El mercante 'Vera Rose' abandona El Musel tras 92 días retenido

El 'Vera Rose', carguero de pabellón panameño controlado por armador turco. / E. C.
El 'Vera Rose', carguero de pabellón panameño controlado por armador turco. / E. C.

Entró el pasado 11 de abril con una avería en la máquina y no pudo continuar su rumbo a Turquía hasta el 10 de julio

E. C. GIJÓN.

Solo un barco fue retenido en el primer semestre del año como consecuencia de las inspecciones que realiza la Capitanía Marítima de Gijón conforme al Memorándum de París, convenio internacional destinado a impedir la navegación de buques que no respeten los estándares de seguridad. La cifra es similar a la de iguales periodos de otros años, pero en este caso se da la circunstancia de que la inmovilización duró nada menos que 92 días, y eso sí que excede mucho lo normal.

El barco en cuestión es el 'Vera Rose', un carguero con doce años de antigüedad que entró en El Musel de arribada el pasado día 10 de abril, tras detectar problemas en la máquina.

La posterior inspección permitió detectar no solo esos problemas en la máquina, sino también que los motores auxiliares no funcionaban. Se registraron un total de nueve anomalías, tres de las cuales están consideradas motivo suficiente para la paralización del barco.

La reparación de las irregularidades se demoró más de lo habitual y, según pudo saber EL COMERCIO, el armador, de nacionalidad turca, aunque el 'Vera Rose' navega con bandera panameña, contrató a técnicos portugueses para efectuar la reparación.

Tan largas estancias de un buque atracado a puerto suelen estar relacionadas con serios problemas financieros que acaban con las tripulaciones abandonadas a bordo de barcos convertidos en poco menos que chatarra y pendientes de resoluciones judiciales por las deudas que acumulan.

El caso más significativo en el puerto de El Musel en lo que va de siglo fue el 'Civra', carguero de pabellón turco que llegó a Gijón el día nueve de diciembre de 2009 y quedó bloqueado hasta el 10 de noviembre de 2011, es decir, casi dos años después, autorizado exclusivamente a dirigirse a un astillero libanés que tenía contratada su reparación.

En el caso del 'Vera Rose', lo único raro fue el tiempo que tardó en solucionar la avería detectada y pudo continuar rumbo a Turquía, con una partida de productos siderúrgicos, con total normalidad, 92 días más tarde.

Inspecciones

La Capitanía Marítima de Gijón inspeccionó en el primer semestre del año un total de 27 barcos atracados en El Musel conforme al Memorándum de París, con el ya citado resultado de una retención.
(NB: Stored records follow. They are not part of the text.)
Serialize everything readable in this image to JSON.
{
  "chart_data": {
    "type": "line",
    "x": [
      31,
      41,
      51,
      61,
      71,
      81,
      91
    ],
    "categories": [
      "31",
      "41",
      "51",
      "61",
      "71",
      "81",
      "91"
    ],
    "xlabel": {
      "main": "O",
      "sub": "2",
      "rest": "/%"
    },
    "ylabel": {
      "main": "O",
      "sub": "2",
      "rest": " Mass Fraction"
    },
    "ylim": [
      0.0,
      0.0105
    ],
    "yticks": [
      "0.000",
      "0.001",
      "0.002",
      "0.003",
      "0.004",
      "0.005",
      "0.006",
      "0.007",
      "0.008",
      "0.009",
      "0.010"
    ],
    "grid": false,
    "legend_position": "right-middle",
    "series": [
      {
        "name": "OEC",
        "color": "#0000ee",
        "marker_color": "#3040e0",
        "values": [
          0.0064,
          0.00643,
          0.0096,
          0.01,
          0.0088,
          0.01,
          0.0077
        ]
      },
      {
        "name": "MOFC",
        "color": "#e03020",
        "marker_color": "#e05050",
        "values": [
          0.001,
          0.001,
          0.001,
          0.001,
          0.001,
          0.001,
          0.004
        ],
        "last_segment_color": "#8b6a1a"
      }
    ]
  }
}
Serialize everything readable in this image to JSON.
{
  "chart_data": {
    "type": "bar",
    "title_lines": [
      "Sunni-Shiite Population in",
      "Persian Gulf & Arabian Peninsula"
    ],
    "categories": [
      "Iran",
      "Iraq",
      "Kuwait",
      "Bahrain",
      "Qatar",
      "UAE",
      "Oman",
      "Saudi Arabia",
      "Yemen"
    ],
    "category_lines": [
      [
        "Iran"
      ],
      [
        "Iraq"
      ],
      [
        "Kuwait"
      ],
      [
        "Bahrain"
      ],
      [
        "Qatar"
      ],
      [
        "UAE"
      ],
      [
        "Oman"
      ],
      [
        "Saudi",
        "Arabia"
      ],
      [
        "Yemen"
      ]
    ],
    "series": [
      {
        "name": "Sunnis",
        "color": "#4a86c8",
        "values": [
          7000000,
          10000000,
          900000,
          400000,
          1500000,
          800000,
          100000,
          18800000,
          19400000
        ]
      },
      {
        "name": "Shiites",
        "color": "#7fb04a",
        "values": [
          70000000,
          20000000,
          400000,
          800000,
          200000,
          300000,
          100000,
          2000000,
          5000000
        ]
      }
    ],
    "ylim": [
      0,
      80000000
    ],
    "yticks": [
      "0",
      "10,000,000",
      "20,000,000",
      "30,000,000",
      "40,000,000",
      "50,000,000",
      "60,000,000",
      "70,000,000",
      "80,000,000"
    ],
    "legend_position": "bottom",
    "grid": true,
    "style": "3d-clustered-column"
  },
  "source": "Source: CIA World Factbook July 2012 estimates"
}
En el mismo periodo del pasado año fueron 21 los buques controlados, con el mismo resultado de un retenido, en aquel caso el granelero 'Cape Triumph', también de pabellón panameño, al que bastaron dos días para solucionar sus problemas.

En el segundo semestre de 2016 también se produjo una retención, la del 'King Sail', curiosamente también de pabellón panameño.